To use a pretty current example: the development of Star Trek-like tablet computers was long foreseen, of course, but for my part I always expected their adoption to be much slower or more limited—that average Joes would choose to ignore them, feeling no particular need for such an extreme level of portability in their computing devices. Instead, these and similar gadgets wind up in the hands of not just average Joe, but even his grandparents, within months of their release—a sign of effectively aggressive marketing if ever there was one. I don't think it's an exaggeration to say that we of the West are an ever-more gadget-obsessed civilization, too eager for our next fix to consider negative consequences like e-waste or the emerging panopticon, which fits the cyberpunk vision much more closely than I would have expected.
But maybe if I'd sat and thought about the phenomenon about 10-15 years ago, I'd have seen it as inevitable, considering its origins. The scientific method bred industrial surpluses, which bred marketing, which bred the consumerist mindset, which bred the decline of the informed electorate, which bred unfettered and monopolistic industrial methods, which bred the Googlamazopples and their scarily effective marketing structures, which bred ever more myopia in the already well-established consumerist mindset. I don't see a lot of historical accidents in that chain; we're looking at human nature responding to scientific development…which may explain why the cyberpunk writers saw so much of it coming. Individual benefit in the near term will trump vague speculation about long-term, long-distance consequences every time.

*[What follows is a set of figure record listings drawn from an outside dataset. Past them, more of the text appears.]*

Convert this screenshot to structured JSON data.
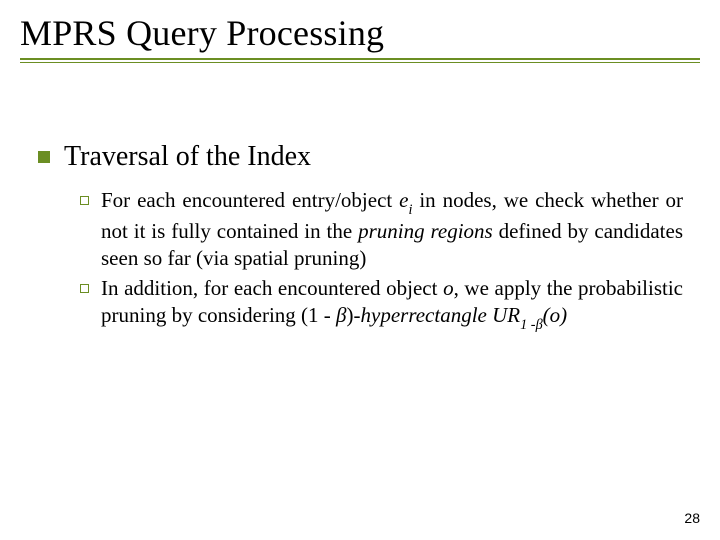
{
  "colors": {
    "title_rule": "#6b8e23",
    "bullet_lvl1": "#6b8e23",
    "bullet_lvl2_border": "#6b8e23",
    "text": "#000000",
    "background": "#ffffff"
  },
  "title": "MPRS Query Processing",
  "page_number": "28",
  "lvl1": {
    "text": "Traversal of the Index"
  },
  "lvl2": {
    "item1": {
      "pre": "For each encountered entry/object ",
      "var_e": "e",
      "sub_i": "i",
      "mid1": " in nodes, we check whether or not it is fully contained in the ",
      "pruning_regions": "pruning regions",
      "post1": " defined by candidates seen so far (via spatial pruning)"
    },
    "item2": {
      "pre": "In addition, for each encountered object ",
      "var_o": "o",
      "mid1": ", we apply the probabilistic pruning by considering (1 - ",
      "beta1": "β",
      "mid2": ")",
      "hyperrect": "-hyperrectangle ",
      "UR": "UR",
      "sub_1minus": "1 -",
      "sub_beta": "β",
      "open": "(",
      "var_o2": "o",
      "close": ")"
    }
  }
}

Maybe the cyberpunk present is a phase; maybe one day we can become enlightened, disembodied energy beings; maybe we MUST first be cyberpunks (or cyberthralls). But it feels like a recipe for societal stasis to an extent not seen since the church was the glue that held together what remained of civilization. That's definitely debatable—and even more so, the question of whether that's such a bad thing, considering plausible alternatives. In any case, if the Cyber Age wasn't fully predestined, I'm certain at least that the Internet, or something like it, is so likely for advanced societies that it's right up there with the theory of evolution and FTL travel on the list of "things that make an inhabited planet possibly not worth sterilizing" to any advanced alien visitors we might someday get.
I'm so sure of that, in fact, that while the Cyber Age may not have been completely inevitable, I think the only other possibilities were "no scientific revolution in the first place" and "global nuclear armageddon." I'd love to interview those two parallel-universe mes about this, but I doubt I'll be able to get in touch with them…er, us.